I think using the term home for our house in Little Village became a much more fitting term after spending time away from my community. Although everyone gets to go home for the holidays, I felt much more excited coming back to Chicago than I did going home to Pittsburgh. Of course, I was excited to see my friends and family I hadn’t seen in months, and also going around my wonderful city of Pittsburgh exploring all the new things I had not seen in so long, but it made me realize how important my community was back in Chicago. I felt like all I talked about was my time at my year of service with everyone. This makes sense, considering that is a big factor in my life right now, but even when people weren’t asking, I talked about my housemates and all of our adventure in the Windy City so far. I caught myself doing dishes by hand even though my family house has a dishwasher or turning off the coffee pot after it is done brewing because that is what the coffee drinkers of the house decided to do. Spending time at home also showed me how different intentional community is from the rest of everyone else’s living situation. My family is great, but they showed me that there isn’t that factor of intentionally living in a communal space.
It was also very strange to be in a house where it was so quiet; I saw myself leaving my house a lot because it was so strange being in such a quiet space. There were so many things that surfaced while being at home that gave me the ability to reflect on how much this program has impacted me. I was one of the first people to arrive back home to Little Village. I remember thinking to myself that it felt so good to be home. Obviously, traveling takes a lot out of you, but just walking through the door gave me this sense of joy and comfort I haven’t felt in a long time.
My housemates slowly came back from their trips home from the holidays, and it was so nice to see everyone again after being gone for the holidays. The first time we all sat down to eat dinner again was a memory I will never forget. Of course, people were still tired, but the vibrancy that was in that room was something so special. Something I missed so much. Each person sharing their stories about their time with their family and what they ended up doing. We each gave a turn because we all wanted to know what happened during our time apart. We all sat at the dining room table for an extra hour just to be with each other.

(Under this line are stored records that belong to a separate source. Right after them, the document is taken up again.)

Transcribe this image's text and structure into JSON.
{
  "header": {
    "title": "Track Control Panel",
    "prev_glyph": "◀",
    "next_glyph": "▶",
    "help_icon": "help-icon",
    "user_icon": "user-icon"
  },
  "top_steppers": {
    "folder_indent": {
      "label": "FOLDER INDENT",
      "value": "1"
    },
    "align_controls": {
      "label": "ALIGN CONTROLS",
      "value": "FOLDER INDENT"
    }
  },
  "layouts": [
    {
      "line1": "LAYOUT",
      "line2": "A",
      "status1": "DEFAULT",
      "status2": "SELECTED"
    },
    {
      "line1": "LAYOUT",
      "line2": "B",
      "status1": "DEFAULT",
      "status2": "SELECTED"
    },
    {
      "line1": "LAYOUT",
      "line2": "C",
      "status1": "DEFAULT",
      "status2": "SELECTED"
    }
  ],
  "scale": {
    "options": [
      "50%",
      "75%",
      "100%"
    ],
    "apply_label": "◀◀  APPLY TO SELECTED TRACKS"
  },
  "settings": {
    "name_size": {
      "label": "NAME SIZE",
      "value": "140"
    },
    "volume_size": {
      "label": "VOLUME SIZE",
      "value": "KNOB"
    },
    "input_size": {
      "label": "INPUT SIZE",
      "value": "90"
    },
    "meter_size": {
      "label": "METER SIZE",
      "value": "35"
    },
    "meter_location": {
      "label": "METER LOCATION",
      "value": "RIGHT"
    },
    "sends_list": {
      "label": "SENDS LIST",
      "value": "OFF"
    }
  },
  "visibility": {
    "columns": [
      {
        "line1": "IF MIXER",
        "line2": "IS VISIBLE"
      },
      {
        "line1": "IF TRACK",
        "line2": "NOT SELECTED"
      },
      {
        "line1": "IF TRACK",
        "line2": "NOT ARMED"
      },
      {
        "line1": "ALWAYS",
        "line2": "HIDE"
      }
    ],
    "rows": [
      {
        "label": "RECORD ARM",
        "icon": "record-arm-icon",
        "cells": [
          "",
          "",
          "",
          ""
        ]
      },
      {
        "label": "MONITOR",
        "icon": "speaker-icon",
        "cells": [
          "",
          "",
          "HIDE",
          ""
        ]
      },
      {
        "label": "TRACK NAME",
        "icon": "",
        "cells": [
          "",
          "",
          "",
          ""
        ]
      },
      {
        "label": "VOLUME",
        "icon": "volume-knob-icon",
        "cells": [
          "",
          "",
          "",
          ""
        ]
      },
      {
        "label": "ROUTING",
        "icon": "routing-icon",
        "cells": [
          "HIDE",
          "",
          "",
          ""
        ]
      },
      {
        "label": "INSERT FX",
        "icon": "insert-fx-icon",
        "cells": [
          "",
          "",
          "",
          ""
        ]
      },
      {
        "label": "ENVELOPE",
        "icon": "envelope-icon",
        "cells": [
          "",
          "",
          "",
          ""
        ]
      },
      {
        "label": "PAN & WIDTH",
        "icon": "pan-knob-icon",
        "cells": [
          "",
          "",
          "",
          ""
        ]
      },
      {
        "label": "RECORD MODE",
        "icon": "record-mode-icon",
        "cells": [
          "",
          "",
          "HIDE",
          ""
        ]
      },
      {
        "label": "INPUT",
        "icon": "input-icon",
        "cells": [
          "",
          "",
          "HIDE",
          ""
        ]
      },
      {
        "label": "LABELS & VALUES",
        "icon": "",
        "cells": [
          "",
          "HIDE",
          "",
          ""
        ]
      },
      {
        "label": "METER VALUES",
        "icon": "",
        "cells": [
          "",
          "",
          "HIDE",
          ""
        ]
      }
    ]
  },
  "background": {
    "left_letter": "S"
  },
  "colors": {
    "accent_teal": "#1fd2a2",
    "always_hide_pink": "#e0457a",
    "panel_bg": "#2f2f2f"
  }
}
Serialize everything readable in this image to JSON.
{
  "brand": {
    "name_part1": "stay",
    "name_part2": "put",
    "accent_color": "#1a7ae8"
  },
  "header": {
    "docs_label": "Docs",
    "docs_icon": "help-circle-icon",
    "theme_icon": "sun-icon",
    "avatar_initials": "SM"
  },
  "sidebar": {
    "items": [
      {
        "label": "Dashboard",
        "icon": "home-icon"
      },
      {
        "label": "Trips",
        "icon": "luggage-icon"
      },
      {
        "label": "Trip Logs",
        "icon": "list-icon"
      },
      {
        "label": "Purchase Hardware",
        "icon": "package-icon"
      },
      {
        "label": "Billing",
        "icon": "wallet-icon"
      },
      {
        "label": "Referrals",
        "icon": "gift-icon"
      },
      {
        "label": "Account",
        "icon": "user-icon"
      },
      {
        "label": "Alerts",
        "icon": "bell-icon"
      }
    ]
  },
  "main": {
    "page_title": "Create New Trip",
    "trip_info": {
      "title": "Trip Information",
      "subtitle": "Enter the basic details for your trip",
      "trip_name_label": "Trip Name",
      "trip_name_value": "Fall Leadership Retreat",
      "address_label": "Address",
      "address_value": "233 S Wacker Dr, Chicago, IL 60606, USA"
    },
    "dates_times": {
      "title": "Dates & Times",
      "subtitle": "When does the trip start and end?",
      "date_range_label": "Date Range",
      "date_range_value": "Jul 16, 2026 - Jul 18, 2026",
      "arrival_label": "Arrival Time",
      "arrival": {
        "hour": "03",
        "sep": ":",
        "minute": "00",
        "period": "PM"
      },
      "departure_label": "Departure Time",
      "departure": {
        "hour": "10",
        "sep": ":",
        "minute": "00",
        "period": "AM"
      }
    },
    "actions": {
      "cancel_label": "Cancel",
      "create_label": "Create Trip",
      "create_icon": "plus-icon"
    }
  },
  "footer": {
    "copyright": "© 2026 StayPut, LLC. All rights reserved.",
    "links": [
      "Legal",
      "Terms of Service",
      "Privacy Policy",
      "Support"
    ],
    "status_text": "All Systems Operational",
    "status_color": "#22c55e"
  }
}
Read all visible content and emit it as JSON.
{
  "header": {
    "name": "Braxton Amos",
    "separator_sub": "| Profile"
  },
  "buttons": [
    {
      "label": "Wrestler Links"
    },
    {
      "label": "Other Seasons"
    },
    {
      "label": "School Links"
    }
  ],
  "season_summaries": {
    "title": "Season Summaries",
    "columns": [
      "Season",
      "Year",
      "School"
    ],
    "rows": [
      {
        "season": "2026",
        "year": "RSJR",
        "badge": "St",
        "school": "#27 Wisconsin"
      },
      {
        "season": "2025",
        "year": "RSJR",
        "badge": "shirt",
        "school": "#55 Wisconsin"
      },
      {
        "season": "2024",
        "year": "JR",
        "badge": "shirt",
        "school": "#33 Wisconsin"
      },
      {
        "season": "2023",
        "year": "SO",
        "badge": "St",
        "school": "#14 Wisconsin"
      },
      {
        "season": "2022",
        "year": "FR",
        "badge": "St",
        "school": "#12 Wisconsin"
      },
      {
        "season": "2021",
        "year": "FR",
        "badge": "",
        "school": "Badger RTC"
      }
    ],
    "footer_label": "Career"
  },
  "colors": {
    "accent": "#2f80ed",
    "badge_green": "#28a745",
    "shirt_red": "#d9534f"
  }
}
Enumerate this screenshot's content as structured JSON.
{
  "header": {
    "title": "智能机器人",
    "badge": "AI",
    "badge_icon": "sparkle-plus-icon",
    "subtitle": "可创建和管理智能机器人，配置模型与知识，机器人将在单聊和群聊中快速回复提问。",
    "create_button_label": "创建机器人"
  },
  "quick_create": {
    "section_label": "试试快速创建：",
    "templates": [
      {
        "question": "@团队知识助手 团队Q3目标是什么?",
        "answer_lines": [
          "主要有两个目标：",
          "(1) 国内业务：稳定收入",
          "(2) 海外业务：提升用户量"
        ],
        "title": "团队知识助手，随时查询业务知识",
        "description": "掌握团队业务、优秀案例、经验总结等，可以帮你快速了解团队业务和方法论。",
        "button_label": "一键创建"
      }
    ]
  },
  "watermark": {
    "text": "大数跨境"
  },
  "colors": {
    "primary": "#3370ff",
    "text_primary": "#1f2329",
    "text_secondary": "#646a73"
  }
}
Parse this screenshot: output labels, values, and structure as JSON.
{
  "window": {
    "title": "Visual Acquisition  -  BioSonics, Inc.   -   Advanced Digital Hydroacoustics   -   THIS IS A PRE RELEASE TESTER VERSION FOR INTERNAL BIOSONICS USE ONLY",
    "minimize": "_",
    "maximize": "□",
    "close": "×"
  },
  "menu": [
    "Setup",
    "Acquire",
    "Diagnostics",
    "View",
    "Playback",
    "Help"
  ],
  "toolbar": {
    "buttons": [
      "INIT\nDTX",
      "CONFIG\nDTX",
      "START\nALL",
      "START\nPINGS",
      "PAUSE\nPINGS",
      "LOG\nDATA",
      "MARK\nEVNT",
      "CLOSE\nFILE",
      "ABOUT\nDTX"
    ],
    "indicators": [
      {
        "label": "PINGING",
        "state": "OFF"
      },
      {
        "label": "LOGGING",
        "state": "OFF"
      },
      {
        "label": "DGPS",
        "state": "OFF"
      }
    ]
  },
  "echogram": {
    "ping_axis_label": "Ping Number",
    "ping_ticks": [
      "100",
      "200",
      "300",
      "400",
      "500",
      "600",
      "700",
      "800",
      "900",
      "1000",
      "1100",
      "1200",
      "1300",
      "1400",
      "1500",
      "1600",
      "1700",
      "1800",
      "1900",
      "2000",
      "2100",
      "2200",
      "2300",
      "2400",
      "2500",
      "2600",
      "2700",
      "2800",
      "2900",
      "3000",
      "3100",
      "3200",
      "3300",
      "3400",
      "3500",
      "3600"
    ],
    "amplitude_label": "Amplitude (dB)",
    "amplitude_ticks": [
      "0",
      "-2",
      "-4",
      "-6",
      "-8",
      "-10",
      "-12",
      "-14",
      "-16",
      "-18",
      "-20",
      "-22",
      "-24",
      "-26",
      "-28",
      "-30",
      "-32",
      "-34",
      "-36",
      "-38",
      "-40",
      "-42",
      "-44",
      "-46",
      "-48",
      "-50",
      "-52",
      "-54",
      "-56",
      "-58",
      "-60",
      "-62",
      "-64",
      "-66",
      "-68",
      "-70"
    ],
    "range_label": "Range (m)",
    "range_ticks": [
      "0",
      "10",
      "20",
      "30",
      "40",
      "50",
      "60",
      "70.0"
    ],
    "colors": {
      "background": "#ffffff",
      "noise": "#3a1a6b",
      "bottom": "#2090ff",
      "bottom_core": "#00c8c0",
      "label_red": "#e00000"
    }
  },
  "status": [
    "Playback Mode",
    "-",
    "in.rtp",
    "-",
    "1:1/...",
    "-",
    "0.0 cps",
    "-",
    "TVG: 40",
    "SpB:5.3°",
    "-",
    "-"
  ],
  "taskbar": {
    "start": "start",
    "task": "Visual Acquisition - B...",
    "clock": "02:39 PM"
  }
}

This is the aspect of community I have come to realize is so special to me. Being around people who share the same drive, passion, and care for all they encounter. The Little Village community was able to build community from the beginning, but I think this time apart truly showcased how important our community is to one another. I think that community is revealed in these little moments of building and sharing. The one thing I was worried about coming to Chicago was living with a large number of people, but now it is one of the key elements I will instill in my life and forever cherish when looking back on this program.